Beşinci öykü ise "Metal Yorgunluğu"dur. Ferdi Bey, Lin Bey'e kendi hayatıyla ilgili kesitler anlatır. Bunu yaparken eski karısından, kızından, kızına bakmamanın pişmanlığından, doğduğu yerden, olaylardan bahseder. Sonradan kızına kavuşan bir adamdır Ferdi Bey. Lin Bey'in işine yarayabilecek iki belge verir.
"Her dönemin ünlü bir yangını vardı, o dönemi sona erdiriyordu, o kadar."
"Bu is renkli düş, yaşamı süresince yanında taşıdığı bir özelliğin kaynağıydı: Ferdi o günden sonra cigarasını hep çift kibritle yakacak, kibritleri söndürmeden tablaya atacak, ateşe bakarken hem o yangının, hem de yoksun bırakıldığı tanıklığın anısını diri tutacaktı. Kedisi Mestan da çeşitli kılıklara girip yönlendirecekti yaşamını."
"Demin düşünüyordum da, bizim ülkemizde geçmişler ne kadar kısa, ne kadar da kısa süreli. Bizler, tarihimizi hep on ya da on beş yıllara düşünürüz. Yanlış anlamayın, dış dünyadan yenilikler çarparak erişir bize, ne var ki parıltıları çabuk biter, çabuk aşınırlar. Dün yepyeni olan bir kavram, bir akım, umut veren bir ad, bir yüz, bakarsınız bugün daha süresi dolmadan yıpranmış. Eşelenmemiş, karanlık tarih dilimlerinin arasında bir yere kayıvermiş."

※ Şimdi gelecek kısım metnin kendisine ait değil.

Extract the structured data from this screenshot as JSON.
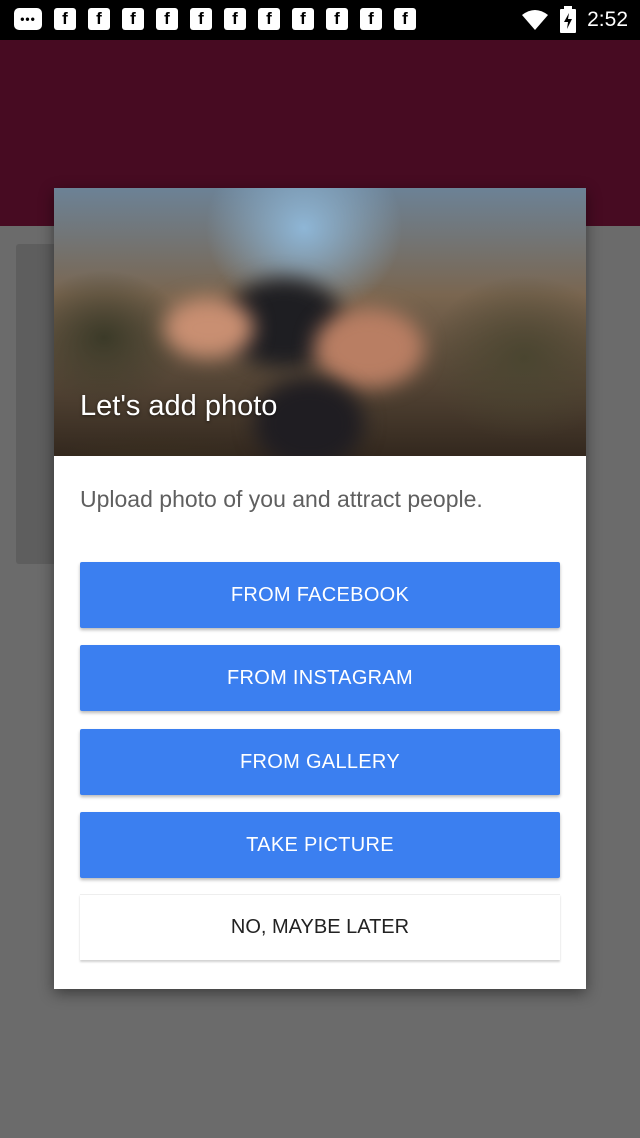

"Kişinin doğum tarihi pek önemli değil aslında, dünyaya gözlerini açmak daha önemli."
Altıncı öykü "Ormandaki Ayna"dır. Ece kızıyla birlikte yaşamaktadır. Boşanmış olan Ece için hayat zordur. Birisiyle tanışır fakat arkadaşlarıyla tanıştıramaz. Çünkü o farklı biridir. Zaten arkadaşı Belma'nım Atilla ile olan evliliği birbirlerine laf atarak ve etraftakileri sıkarak geçer. Bu yüzden Ece onlara gitmek istemez. Yağmur yağar ve Ece otobüs durağında beklerken bir araba Ece'yi evine kadar bırakmayı teklif eder ve o da arabaya biner.
"Bir an bile yaşamanın-yalnızca soluk almanın belki- ne kadar önemli olduğunu anlatıyordu Ece'ye."

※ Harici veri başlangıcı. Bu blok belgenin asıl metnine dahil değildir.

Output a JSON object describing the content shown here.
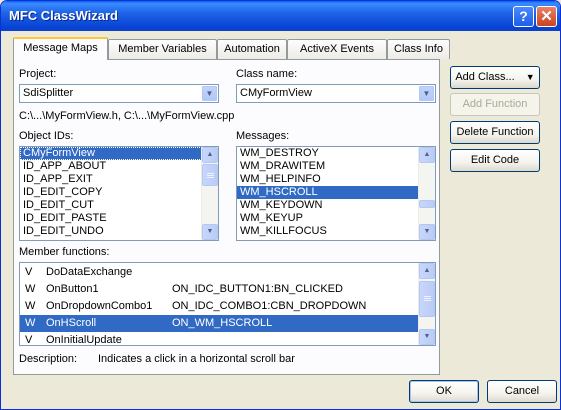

Yedinci öykü "Kalenin Bedenleri"dir. Büyük şehirden Mardin'e gelmiş bir gelin. Fakat Mardin'i sevmek isterken onu kabul etmez Mardin. Onu dışar. O da kendini kalesinin içine kapatmak zorunda kalır. Fotograflar sadece anı olur. Cemreler olur biterken..

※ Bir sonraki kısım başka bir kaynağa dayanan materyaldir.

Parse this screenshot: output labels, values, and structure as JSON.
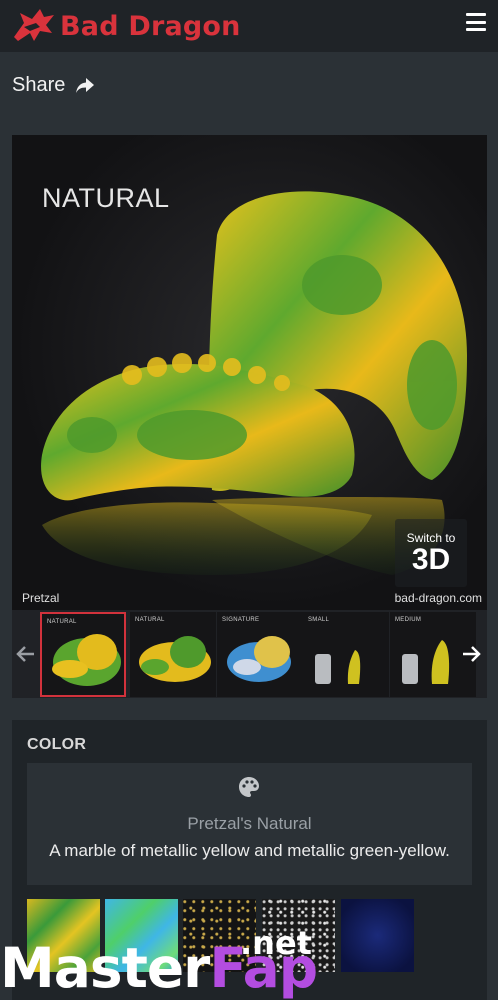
{
  "header": {
    "brand": "Bad Dragon",
    "brand_color": "#d9333c",
    "logo_icon": "dragon-logo-icon",
    "menu_icon": "hamburger-menu-icon"
  },
  "share": {
    "label": "Share",
    "icon": "share-arrow-icon"
  },
  "gallery": {
    "variant_title": "NATURAL",
    "credit_left": "Pretzal",
    "credit_right": "bad-dragon.com",
    "switch3d_top": "Switch to",
    "switch3d_big": "3D",
    "thumbnails": [
      {
        "label": "NATURAL",
        "active": true
      },
      {
        "label": "NATURAL",
        "active": false
      },
      {
        "label": "SIGNATURE",
        "active": false
      },
      {
        "label": "SMALL",
        "active": false
      },
      {
        "label": "MEDIUM",
        "active": false
      }
    ],
    "prev_icon": "arrow-left-icon",
    "next_icon": "arrow-right-icon"
  },
  "color": {
    "heading": "COLOR",
    "icon": "palette-icon",
    "name": "Pretzal's Natural",
    "description": "A marble of metallic yellow and metallic green-yellow.",
    "swatches": [
      {
        "name": "yellow-green marble",
        "colors": [
          "#d8b81f",
          "#3a9a3a"
        ]
      },
      {
        "name": "blue-green marble",
        "colors": [
          "#3fb6e6",
          "#4fcf6a"
        ]
      },
      {
        "name": "black glitter",
        "colors": [
          "#141414",
          "#c9a94a"
        ]
      },
      {
        "name": "black silver glitter",
        "colors": [
          "#1a1a1a",
          "#cfcfcf"
        ]
      },
      {
        "name": "dark blue",
        "colors": [
          "#0b1240",
          "#1b2a7a"
        ]
      }
    ]
  },
  "watermark": {
    "net": ".net",
    "part1": "Master",
    "part2": "Fap"
  }
}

"Bilinmedik şeyler karşısında duyulan coşturucu ama o oranda irkiltici tansımayı tatmıştır."
"Yalnız denize gerçekten aşık olabileceğini ve bu sevginin süreceğini düşündün, mutlu oldun. Bir özveri değildi sandığın gibi, incinmekten korkuyordun aslında, tutkularının gem tanımazlığından."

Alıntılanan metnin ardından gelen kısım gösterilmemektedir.